Secondary DNS Servers
Secondary DNS servers store read-only copies of DNS records they receive pertinent information from a primary server instead of their local files. This process is known as a zone transfer.
Caching servers
A caching DNS server is a server that handles recursive requests from clients. Almost every DNS server that the operating system’s stub resolver will contact will be a caching DNS server. This allows for servers to keep prior request so that only request to a DNS server that hasn't been made need to be requested from a secondary server.
Local Machine
The temporary storage of information about previous DNS lookups on your local machine's OS or web browser can be cached called a DNS cache allows for faster response time but may be outdated causing issues when trying to reach a site the cache can be flushed to remove outdated addresses.
The Full DNS System
-
A user opens a web browser, enters www.example.com in the address bar, and presses Enter. The request for www.example.com is routed to a DNS resolver, which is typically managed by the Internet service provider (ISP).
The DNS resolver for the ISP forwards the request for www.example.com to a DNS root name server.
The Root name server tells the DNS Resolver to the next step which is to ask a TLD server for the ".com" TLD.
The DNS resolver for the ISP forwards the request for www.example.com again, this time to one of the TLD name servers for .com domains.
The TLD Server responds with the correct Authoritative Server (DNS Server) responsible for that domain name
The authoritative DNS servers can be where the website is hosted or where the DNS provider is. www.example.com is passed to the authoritative server.
Authoritative Server checks where example.com hosted zone for the www.example.com record, get the associated value, such as the IP address for a web server and returns the IP address to the DNS resolver.
The DNS resolver for the ISP finally has the IP address that the user needs. The resolver returns that value to the web browser. The DNS resolver also caches (stores) the IP address for www.example.com for an amount of time (Time to Live) that is specified so that it can respond more quickly the next time someone browses www.example.com as it allows the DNS Resolver to skip steps 2-7 for subsequent requests.
The web browser sends a request for www.example.com to the IP address that it got from the DNS resolver.

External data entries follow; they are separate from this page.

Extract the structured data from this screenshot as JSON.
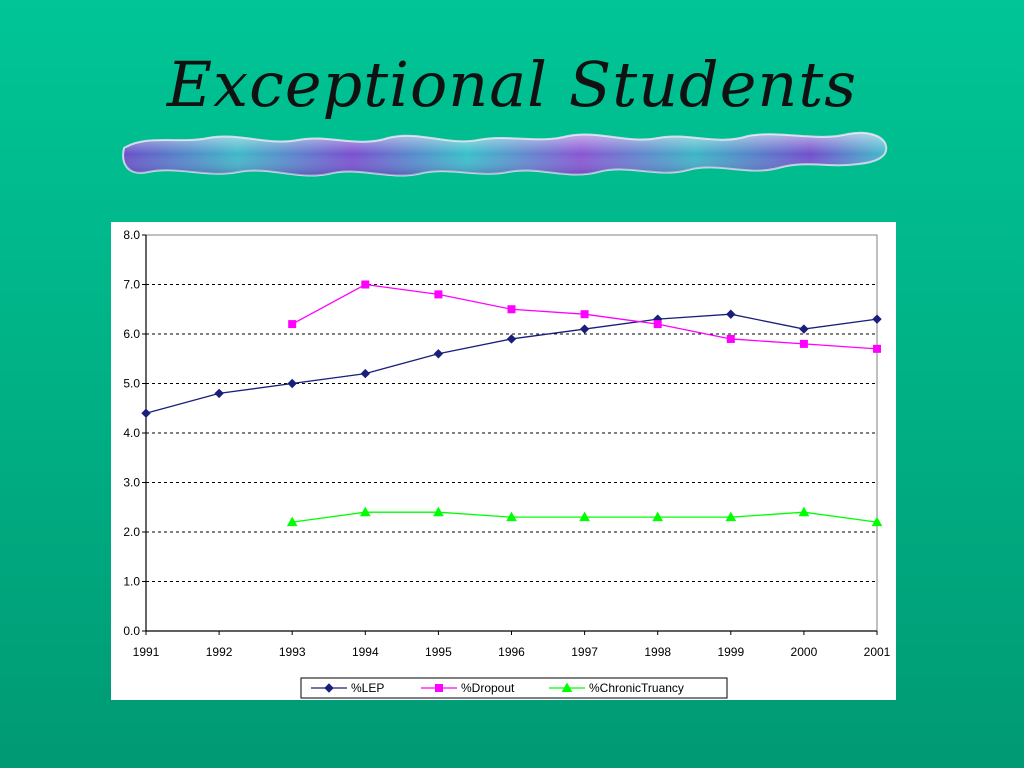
{
  "slide": {
    "title": "Exceptional Students"
  },
  "colors": {
    "background_top": "#00c596",
    "background_bottom": "#009a74",
    "chart_background": "#ffffff",
    "gridline": "#000000"
  },
  "chart_data": {
    "type": "line",
    "title": "",
    "xlabel": "",
    "ylabel": "",
    "categories": [
      "1991",
      "1992",
      "1993",
      "1994",
      "1995",
      "1996",
      "1997",
      "1998",
      "1999",
      "2000",
      "2001"
    ],
    "ylim": [
      0,
      8
    ],
    "yticks": [
      "0.0",
      "1.0",
      "2.0",
      "3.0",
      "4.0",
      "5.0",
      "6.0",
      "7.0",
      "8.0"
    ],
    "grid": "horizontal-dashed",
    "legend_position": "bottom",
    "series": [
      {
        "name": "%LEP",
        "color": "#1a1f7a",
        "marker": "diamond",
        "values": [
          4.4,
          4.8,
          5.0,
          5.2,
          5.6,
          5.9,
          6.1,
          6.3,
          6.4,
          6.1,
          6.3
        ]
      },
      {
        "name": "%Dropout",
        "color": "#ff00ff",
        "marker": "square",
        "values": [
          null,
          null,
          6.2,
          7.0,
          6.8,
          6.5,
          6.4,
          6.2,
          5.9,
          5.8,
          5.7
        ]
      },
      {
        "name": "%ChronicTruancy",
        "color": "#00ff00",
        "marker": "triangle",
        "values": [
          null,
          null,
          2.2,
          2.4,
          2.4,
          2.3,
          2.3,
          2.3,
          2.3,
          2.4,
          2.2
        ]
      }
    ]
  }
}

The web server or other resource at the IP address returns the web page for www.example.com to the web browser, and the web browser displays the page.
Hosting
Any computer is called a server when directly connected to the internet and stores website pages. A server typically hosts websites on IP addresses that are linked to a domain name. The server receives requests from users (clients) and other servers and returns the response to the requester. Hosting establishes how the setup of computers is to host a server.
Dedicated hosting
Dedicated Hosting means your server is a dedicated machine that is only used for traffic to your site. Thus the server's only purpose is to have your website files, giving you greater leverage and control. These can be more expensive and are best for larger companies.
Cloud Hosting
Cloud hosting involves using cloud resources composed of a network of connected virtual and physical cloud servers to host the application or website, ensuring greater flexibility and scalability. Should one web server malfunction, another can step in, which minimizes downtime and ensures service consistency and dependability.
Shared Hosting
Most websites are on shared hosting plans, wherein a single server hosts multiple different sites. Shared hosting is more economical and a typical choice for small businesses.